Può essere, a questo punto, interessante analizzare anche un’altra parte dell’accordo che i sindacati rivendicano come conquista. Fondamentale, ad esempio, appare l’aspetto delle 1.000 assunzioni promesse dalla Fiat in 5 anni. A questo proposito l’azienda non ha garantito assolutamente che vi saranno queste assunzioni, ma ha legato il tutto al prossimo ciclo produttivo. Inoltre sarebbe assurdo non considerare che anche se si assumessero 1000 lavoratori in 5 anni, questi andrebbero solo in parte a sostituire quelli espulsi dalla produzione nell’ultimo anno alla Fiat di Pomigliano.

A dicembre, durante la vertenza Fiat, gli stessi sindacati si lamentavano del fatto che “la crisi generale della Fiat sta investendo fortemente il settore auto in Campania: all’Alfa di Pomigliano d’Arco sono già stati persi oltre 1000 posti di lavoro, con una riduzione della produzione di circa il 20% nell’ultimo anno” (Napoli, 4/12/2002 Fim - Fiom - Uilm - Fismic Campania).

Con questo meccanismo l’azienda sostituirà nell’arco di 5 anni 1.000 lavoratori a tempo indeterminato con altrettanti lavoratori con contratto precario. Naturalmente questi saranno maggiormente ricattabili e non godranno degli stessi diritti sindacali degli altri lavoratori. Cosa ancora più assurda è che gli stessi lavoratori con contratto a tempo indeterminato che sono stati licenziati potrebbero rientrare in fabbrica con un contratto precario.

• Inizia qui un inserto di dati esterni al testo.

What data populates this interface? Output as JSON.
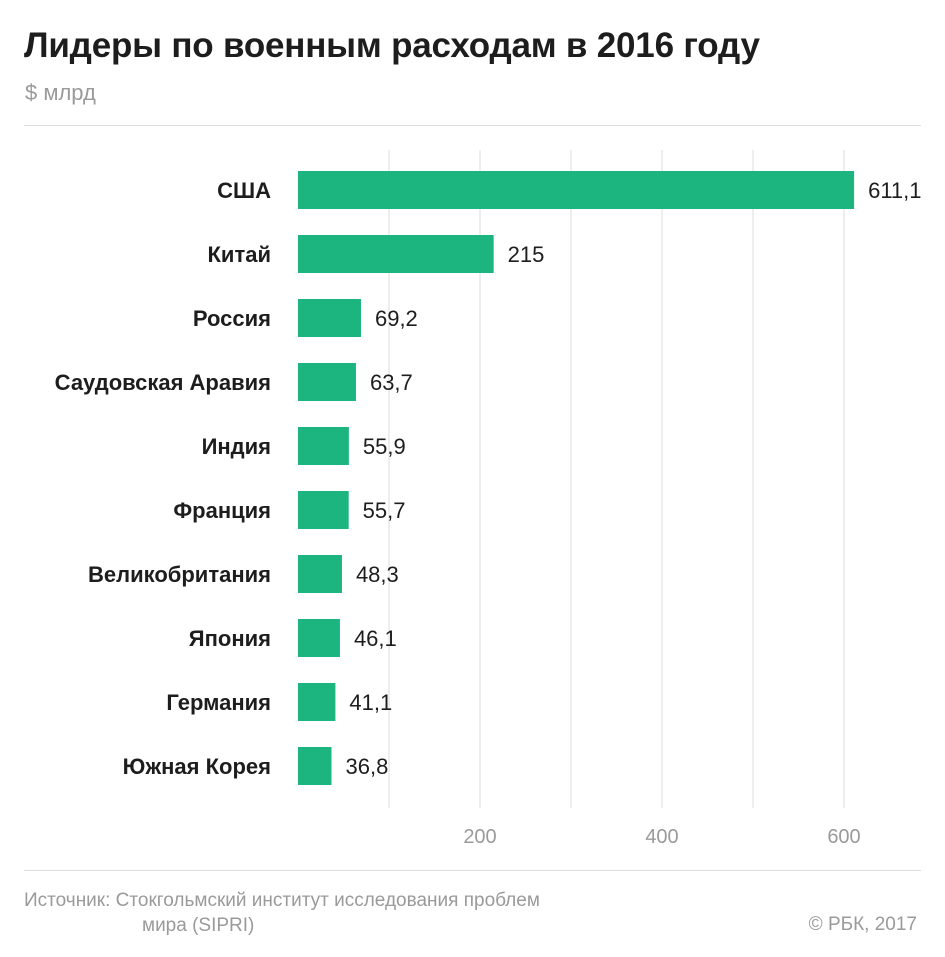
{
  "header": {
    "title": "Лидеры по военным расходам в 2016 году",
    "subtitle": "$ млрд"
  },
  "footer": {
    "source_line1": "Источник: Стокгольмский институт исследования проблем",
    "source_line2": "мира (SIPRI)",
    "copyright": "© РБК, 2017"
  },
  "colors": {
    "bar": "#1db57f",
    "grid": "#dcdcdc",
    "label": "#1d1d1d",
    "value": "#1d1d1d",
    "tick": "#9a9a9a"
  },
  "chart_data": {
    "type": "bar",
    "orientation": "horizontal",
    "title": "Лидеры по военным расходам в 2016 году",
    "unit": "$ млрд",
    "categories": [
      "США",
      "Китай",
      "Россия",
      "Саудовская Аравия",
      "Индия",
      "Франция",
      "Великобритания",
      "Япония",
      "Германия",
      "Южная Корея"
    ],
    "values": [
      611.1,
      215,
      69.2,
      63.7,
      55.9,
      55.7,
      48.3,
      46.1,
      41.1,
      36.8
    ],
    "value_labels": [
      "611,1",
      "215",
      "69,2",
      "63,7",
      "55,9",
      "55,7",
      "48,3",
      "46,1",
      "41,1",
      "36,8"
    ],
    "xlim": [
      0,
      685
    ],
    "gridlines": [
      100,
      200,
      300,
      400,
      500,
      600
    ],
    "ticks": [
      200,
      400,
      600
    ],
    "tick_labels": [
      "200",
      "400",
      "600"
    ]
  }
}
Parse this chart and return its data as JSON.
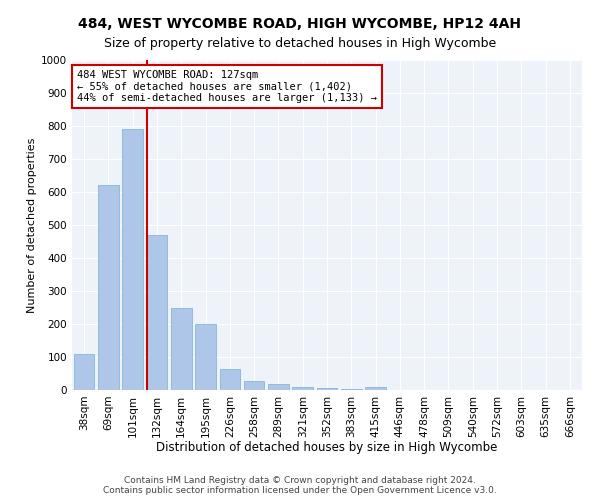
{
  "title1": "484, WEST WYCOMBE ROAD, HIGH WYCOMBE, HP12 4AH",
  "title2": "Size of property relative to detached houses in High Wycombe",
  "xlabel": "Distribution of detached houses by size in High Wycombe",
  "ylabel": "Number of detached properties",
  "categories": [
    "38sqm",
    "69sqm",
    "101sqm",
    "132sqm",
    "164sqm",
    "195sqm",
    "226sqm",
    "258sqm",
    "289sqm",
    "321sqm",
    "352sqm",
    "383sqm",
    "415sqm",
    "446sqm",
    "478sqm",
    "509sqm",
    "540sqm",
    "572sqm",
    "603sqm",
    "635sqm",
    "666sqm"
  ],
  "values": [
    110,
    620,
    790,
    470,
    250,
    200,
    65,
    27,
    18,
    10,
    5,
    2,
    10,
    0,
    0,
    0,
    0,
    0,
    0,
    0,
    0
  ],
  "bar_color": "#aec6e8",
  "bar_edge_color": "#7aafd4",
  "vline_color": "#cc0000",
  "annotation_line1": "484 WEST WYCOMBE ROAD: 127sqm",
  "annotation_line2": "← 55% of detached houses are smaller (1,402)",
  "annotation_line3": "44% of semi-detached houses are larger (1,133) →",
  "annotation_box_color": "#ffffff",
  "annotation_box_edge": "#cc0000",
  "ylim": [
    0,
    1000
  ],
  "yticks": [
    0,
    100,
    200,
    300,
    400,
    500,
    600,
    700,
    800,
    900,
    1000
  ],
  "background_color": "#eef2f9",
  "grid_color": "#ffffff",
  "footer": "Contains HM Land Registry data © Crown copyright and database right 2024.\nContains public sector information licensed under the Open Government Licence v3.0.",
  "title1_fontsize": 10,
  "title2_fontsize": 9,
  "xlabel_fontsize": 8.5,
  "ylabel_fontsize": 8,
  "tick_fontsize": 7.5,
  "footer_fontsize": 6.5,
  "annotation_fontsize": 7.5
}
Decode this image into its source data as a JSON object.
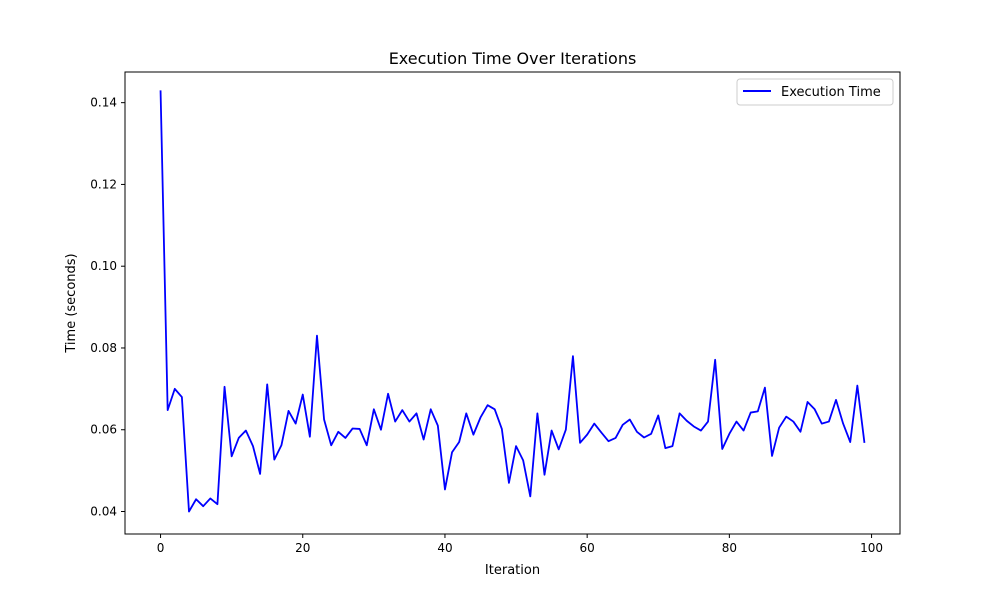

In quest’ultimo mese, a livello nazionale, si è riaccesa la battaglia per il contratto nazionale dei metalmeccanici con la Fiom che si oppone frontalmente agli accordi presi tra Fim, Uilm e Confindustria. Mentre a livello nazionale la Cgil convoca scioperi in difesa dei diritti dei lavoratori e in ogni caso mette da parte l’idea della concertazione ad ogni costo, a livello locale la stessa Cgil firma accordi scandalosi che aumentano la precarietà e peggiorano terribilmente le condizioni di vita dei lavoratori.

La crisi Fiat non è ancora terminata e la crisi economica in cui ci troviamo non permetterà una crescita della produzione tale da risolvere i problemi di questa azienda. Le condizioni di vita dei lavoratori in fabbrica peggioreranno sempre di più ed in questa ottica la parola d’ordine della nazionalizzazione dell’azienda sotto il controllo dei lavoratori presto ritornerà all’ordine del giorno. Solo una Fiat in mano ai lavoratori potrà realmente garantire condizioni di vita migliori agli stessi.

- Immediata revoca dell’accordo firmato tra i sindacati confederali e i vertici Fiat.

- Trasformazione di tutti i contratti precari in contratti a tempo indeterminato.

- Immediata revoca del contratto nazionale metalmeccanici firmato di FIM UILM e vertici Fiat.

- Nazionalizzazione della Fiat sotto il controllo dei lavoratori.